Les mécanismes du conflit, qui dure depuis plus de 13 ans, ont favorisé l’émergence d’une économie parallèle particulièrement active.
Les experts et les institutions internationales constatent une dégradation significative de tous les indicateurs économiques en Syrie au cours des dix dernières années. « Une décennie de conflit a dévasté l’économie syrienne, entraînant une chute de 54 % du Produit Intérieur Brut (PIB) entre 2010 et 2021. Ce recul considérable est principalement dû à l’effondrement de l’activité économique causé par le conflit », indique le rapport semestriel de la Banque Mondiale (BM) sur la Syrie, Syria Economic Monitor, Spring 2024. Ce document met en lumière la détérioration générale des indicateurs économiques : taux de croissance du PIB, échanges commerciaux, effondrement de la monnaie nationale face au dollar et flambée de l’inflation.
Selon ce rapport, la croissance du PIB s’élevait à 1,3 % en 2021, avant de devenir négative en 2022 et 2023, atteignant respectivement -0,1 % et -1,2 %. « Il est prévu que ce taux atteigne 1,5 % d’ici la fin de 2024 », précise le rapport. La BM souligne également que les perturbations liées au conflit ont provoqué un effondrement du commerce extérieur depuis 2011. « D’après la Banque Centrale de Syrie (CBS), les exportations de biens ont chuté de 8,8 milliards de dollars en 2010 à 1 milliard en 2023. De même, les importations sont passées de 17,5 milliards de dollars en 2010 à 3,2 milliards en 2022 », indique le rapport. Face à la dégradation de l’activité économique, les réserves de devises du pays ont considérablement diminué, entraînant une chute de la monnaie nationale face au dollar et une forte inflation (voir encadré).

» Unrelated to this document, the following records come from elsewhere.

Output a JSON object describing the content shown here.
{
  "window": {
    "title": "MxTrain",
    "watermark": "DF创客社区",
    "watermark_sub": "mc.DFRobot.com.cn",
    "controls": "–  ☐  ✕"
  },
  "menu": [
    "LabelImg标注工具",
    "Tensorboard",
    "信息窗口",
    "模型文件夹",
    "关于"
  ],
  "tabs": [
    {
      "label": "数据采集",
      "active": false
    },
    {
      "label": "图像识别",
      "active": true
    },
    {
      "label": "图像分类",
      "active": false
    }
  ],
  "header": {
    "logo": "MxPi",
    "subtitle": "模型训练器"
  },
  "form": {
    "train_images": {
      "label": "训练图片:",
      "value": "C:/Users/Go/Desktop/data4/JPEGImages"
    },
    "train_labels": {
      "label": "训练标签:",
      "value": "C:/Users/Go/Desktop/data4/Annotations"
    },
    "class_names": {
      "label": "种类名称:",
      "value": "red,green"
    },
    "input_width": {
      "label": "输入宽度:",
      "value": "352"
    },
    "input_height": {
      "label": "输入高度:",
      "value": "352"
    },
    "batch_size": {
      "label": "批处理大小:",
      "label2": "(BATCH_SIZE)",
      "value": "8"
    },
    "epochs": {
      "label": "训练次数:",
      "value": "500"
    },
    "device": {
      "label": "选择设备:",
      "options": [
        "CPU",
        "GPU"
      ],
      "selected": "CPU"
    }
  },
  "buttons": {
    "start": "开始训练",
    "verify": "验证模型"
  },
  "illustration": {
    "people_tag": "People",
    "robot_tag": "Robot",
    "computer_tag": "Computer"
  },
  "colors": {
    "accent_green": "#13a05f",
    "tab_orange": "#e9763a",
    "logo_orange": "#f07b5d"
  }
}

Une économie parallèle florissante
Rabha Seif Allam, experte des affaires syriennes au Centre des Etudes Politiques et Stratégiques (CEPS) d’Al-Ahram, explique que les mécanismes du conflit, qui dure depuis plus de 13 ans, ont favorisé l’émergence d’une économie parallèle particulièrement active. Cette économie repose notamment sur le contrôle des puits de pétrole, le trafic de carburants, d’armes et de drogues. « Une activité commerciale limitée subsiste également avec les pays frontaliers via des points de passage et l’importation de marchandises », ajoute-t-elle.
Le rapport de la BM souligne que la production de pétrole a chuté, passant de 383 000 barils par jour en 2010 à 90 000 barils par jour en 2023, selon les données de l’Energy Information Administration des Etats-Unis. Cette baisse était déjà amorcée avant le conflit, en raison du vieillissement des gisements pétroliers, mais la guerre a considérablement accéléré ce déclin.

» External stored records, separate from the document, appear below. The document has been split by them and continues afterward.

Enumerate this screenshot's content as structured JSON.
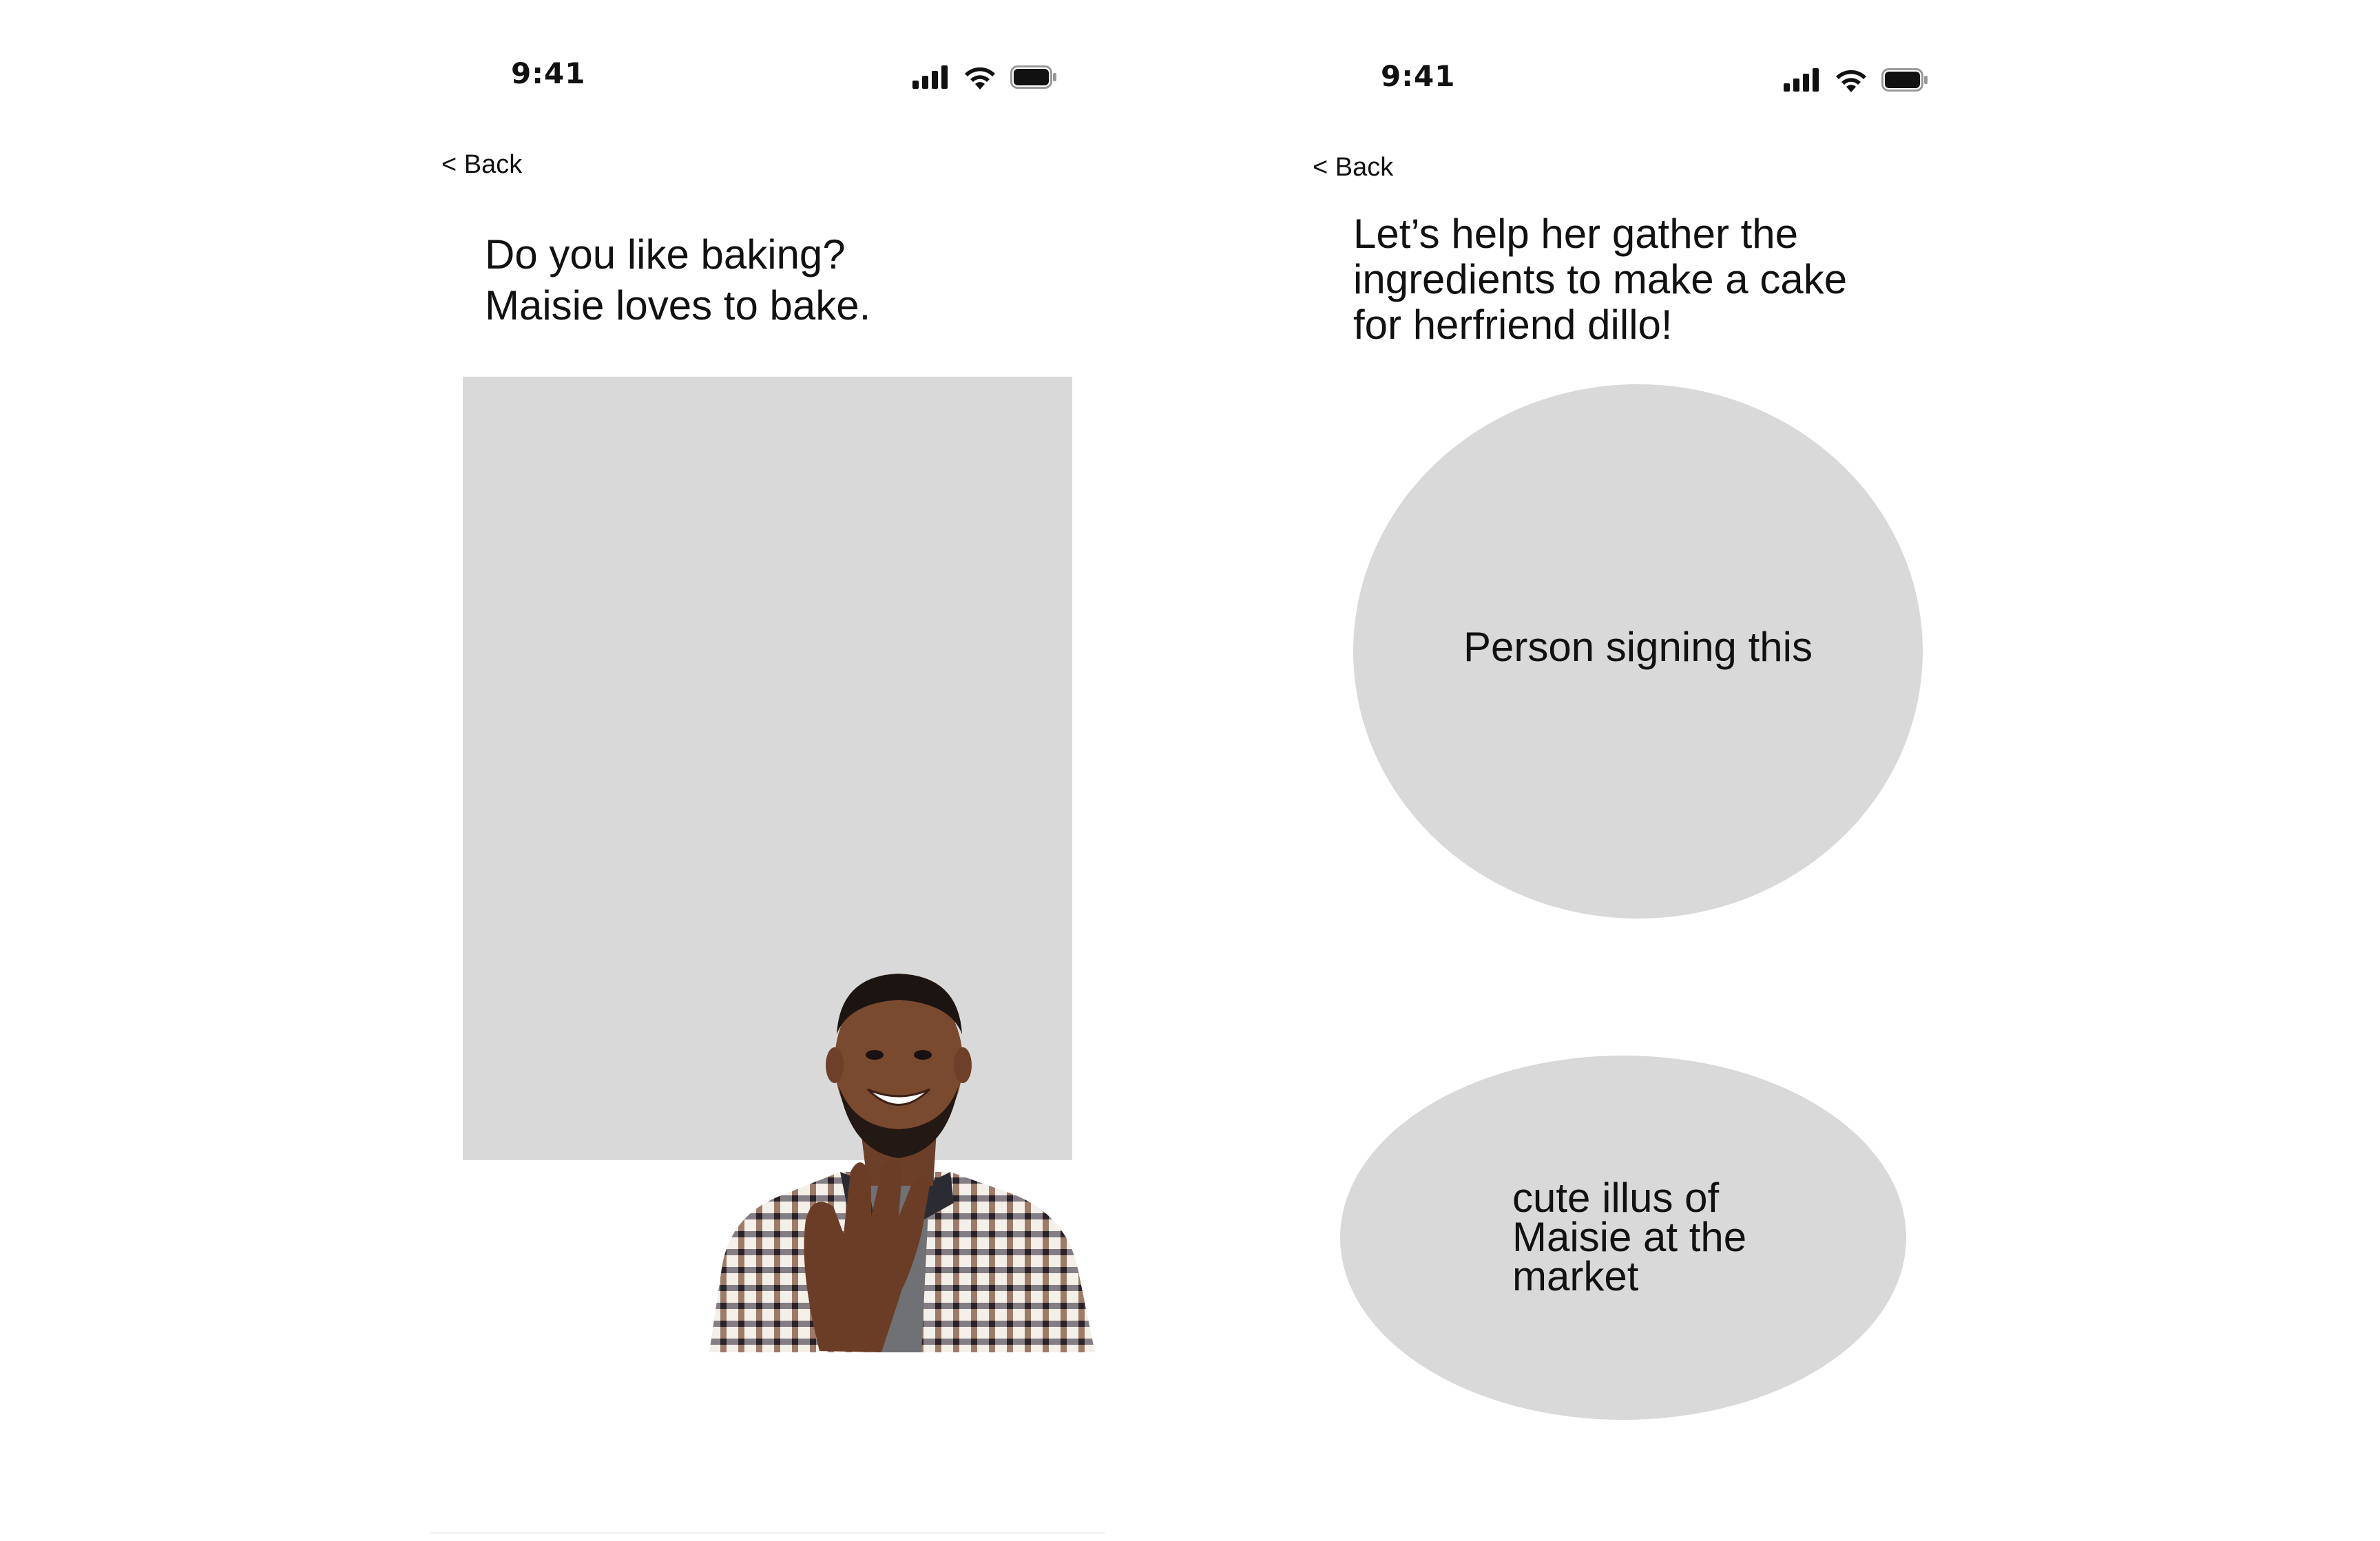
{
  "screens": [
    {
      "status_bar": {
        "time": "9:41"
      },
      "back_label": "< Back",
      "prompt": "Do you like baking?\nMaisie loves to bake."
    },
    {
      "status_bar": {
        "time": "9:41"
      },
      "back_label": "< Back",
      "prompt": "Let’s help her gather the\ningredients to make a cake\nfor herfriend dillo!",
      "bubbles": {
        "signer_text": "Person signing this",
        "illustration_text": "cute illus of\nMaisie at the\nmarket"
      }
    }
  ],
  "icons": {
    "signal": "cellular-signal-icon",
    "wifi": "wifi-icon",
    "battery": "battery-icon"
  },
  "colors": {
    "placeholder_gray": "#d9d9d9",
    "text": "#111111",
    "background": "#ffffff"
  }
}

« En février 2023, le séisme a endommagé la raffinerie de Banias, la plus grande du pays. Couplée à des coupures d’électricité et des perturbations des chaînes d’approvisionnement, cette situation a encore aggravé la baisse de la production pétrolière. Par ailleurs, les bombardements turcs lancés en octobre 2023 ont causé d’importants dégâts aux infrastructures, aux services et aux ressources critiques dans la région nord-est de la Syrie », précise le rapport.
Deux scénarios
Les analystes envisagent deux scénarios pour l’avenir de l’économie syrienne après la chute du régime de Bachar Al-Assad, soulignant l’importance cruciale de la reconstruction d’un pays ravagé par le conflit. Rabha Allam adopte une perspective optimiste, bien qu’elle reconnaisse les incertitudes. Selon elle, les circuits de l’économie parallèle pourraient acquérir une certaine légitimité, du moins temporairement, et continuer à fournir des services financés par des taxes douanières, des droits d’entrée supplémentaires et d’autres prélèvements. « Une partie de l’économie pourrait être soutenue par ces mécanismes », affirme-t-elle.

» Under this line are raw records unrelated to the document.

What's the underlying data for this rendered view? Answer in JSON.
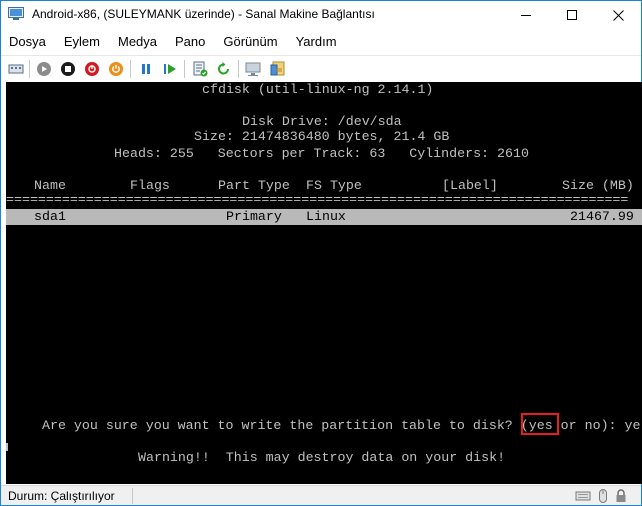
{
  "window": {
    "title": "Android-x86, (SULEYMANK üzerinde) - Sanal Makine Bağlantısı"
  },
  "menubar": {
    "items": [
      "Dosya",
      "Eylem",
      "Medya",
      "Pano",
      "Görünüm",
      "Yardım"
    ]
  },
  "toolbar": {
    "buttons": [
      {
        "name": "ctrl-alt-del-icon"
      },
      {
        "name": "start-icon"
      },
      {
        "name": "stop-icon"
      },
      {
        "name": "shutdown-icon"
      },
      {
        "name": "power-icon"
      },
      {
        "name": "pause-icon"
      },
      {
        "name": "resume-icon"
      },
      {
        "name": "checkpoint-icon"
      },
      {
        "name": "revert-icon"
      },
      {
        "name": "enhanced-session-icon"
      },
      {
        "name": "share-icon"
      }
    ],
    "colors": {
      "grey": "#8c8c8c",
      "black": "#1a1a1a",
      "red": "#d4181f",
      "orange": "#e8901c",
      "blue": "#2777c8",
      "green": "#2aa02a"
    }
  },
  "console": {
    "header": {
      "program": "cfdisk (util-linux-ng 2.14.1)",
      "disk_drive": "Disk Drive: /dev/sda",
      "size": "Size: 21474836480 bytes, 21.4 GB",
      "geometry": "Heads: 255   Sectors per Track: 63   Cylinders: 2610"
    },
    "table": {
      "columns": [
        "Name",
        "Flags",
        "Part Type",
        "FS Type",
        "[Label]",
        "Size (MB)"
      ],
      "rows": [
        {
          "name": "sda1",
          "flags": "",
          "part_type": "Primary",
          "fs_type": "Linux",
          "label": "",
          "size": "21467.99"
        }
      ]
    },
    "prompt_before": "Are you sure you want to write the partition table to disk? ",
    "prompt_answer": "(yes",
    "prompt_after": " or no): ye",
    "warning": "Warning!!  This may destroy data on your disk!",
    "colors": {
      "background": "#000000",
      "text": "#c0c0c0",
      "highlight": "#b9b9b9",
      "annotation": "#e81d1d"
    }
  },
  "statusbar": {
    "status": "Durum: Çalıştırılıyor"
  }
}
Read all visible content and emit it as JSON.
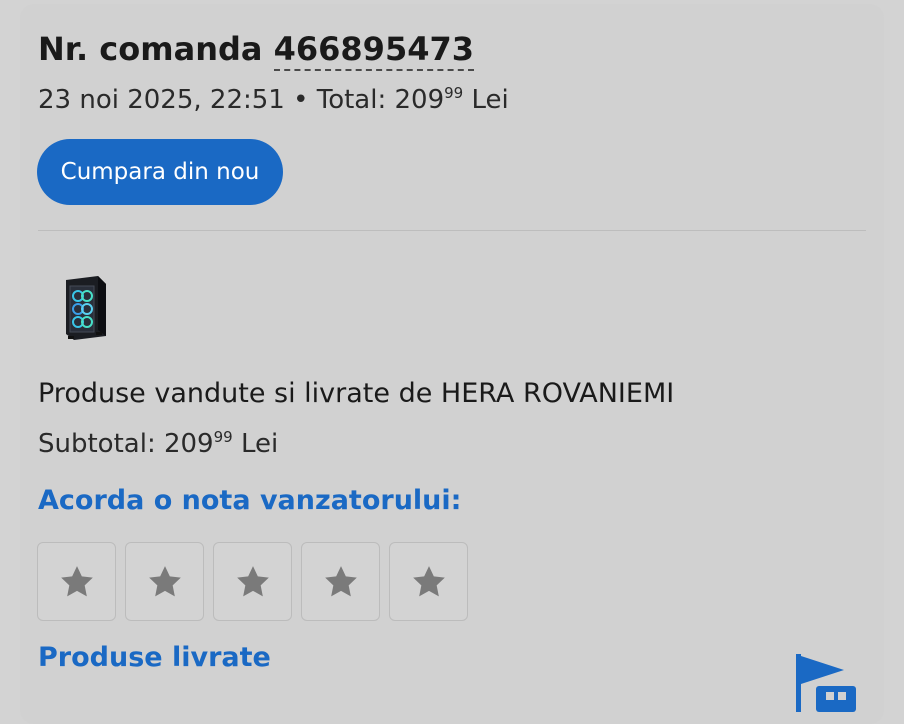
{
  "order": {
    "label": "Nr. comanda",
    "number": "466895473",
    "date": "23 noi 2025, 22:51",
    "separator": "•",
    "total_label": "Total:",
    "total_int": "209",
    "total_dec": "99",
    "currency": "Lei"
  },
  "buy_again": {
    "label": "Cumpara din nou"
  },
  "product": {
    "icon": "pc-case-icon"
  },
  "seller": {
    "line": "Produse vandute si livrate de HERA ROVANIEMI",
    "subtotal_label": "Subtotal:",
    "subtotal_int": "209",
    "subtotal_dec": "99",
    "currency": "Lei"
  },
  "rating": {
    "title": "Acorda o nota vanzatorului:",
    "stars": 5,
    "selected": 0
  },
  "delivered": {
    "title": "Produse livrate",
    "icon": "flag-icon"
  },
  "colors": {
    "accent": "#1a69c4",
    "background": "#d1d1d1",
    "star": "#7a7a7a"
  }
}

Elle ajoute : « Il y aura également un retour des déplacés syriens en provenance du Liban, de la Turquie, de l’Egypte et d’autres pays. Ces personnes reviendront avec des économies personnelles qu’elles investiront dans de petites activités économiques ». Elle considère comme un fait encourageant la perspective d’une mise en place rapide d’un gouvernement intérimaire et le rôle rassurant de la Banque Centrale de Syrie. « Dans son communiqué de presse, la Banque Centrale a déclaré que les épargnes étaient sécurisées et que les échanges financiers continuaient de manière régulière, ce qui suggère que les canaux officiels de transfert de fonds restent opérationnels », analyse-t-elle.
En revanche, Mohamed Shadi, analyste au Centre de la pensée et des études stratégiques, se montre beaucoup plus pessimiste. « Avant la chute de Bachar Al-Assad, la Chine s’était positionnée pour prendre en charge une grande partie des opérations de reconstruction en Syrie. Cependant, depuis dix mois, rien ne garantit que ce plan soit activé sous l’actuel gouvernement de transition », observe-t-il. Dans un tel contexte, les options s’avèrent complexes, nécessitant la mobilisation d’un consortium international pour financer la reconstruction. « Bien que la situation syrienne soit particulièrement difficile, le désir de réduire les flux de réfugiés pourrait constituer un fait incitatif pour les acteurs mondiaux », souligne Shadi.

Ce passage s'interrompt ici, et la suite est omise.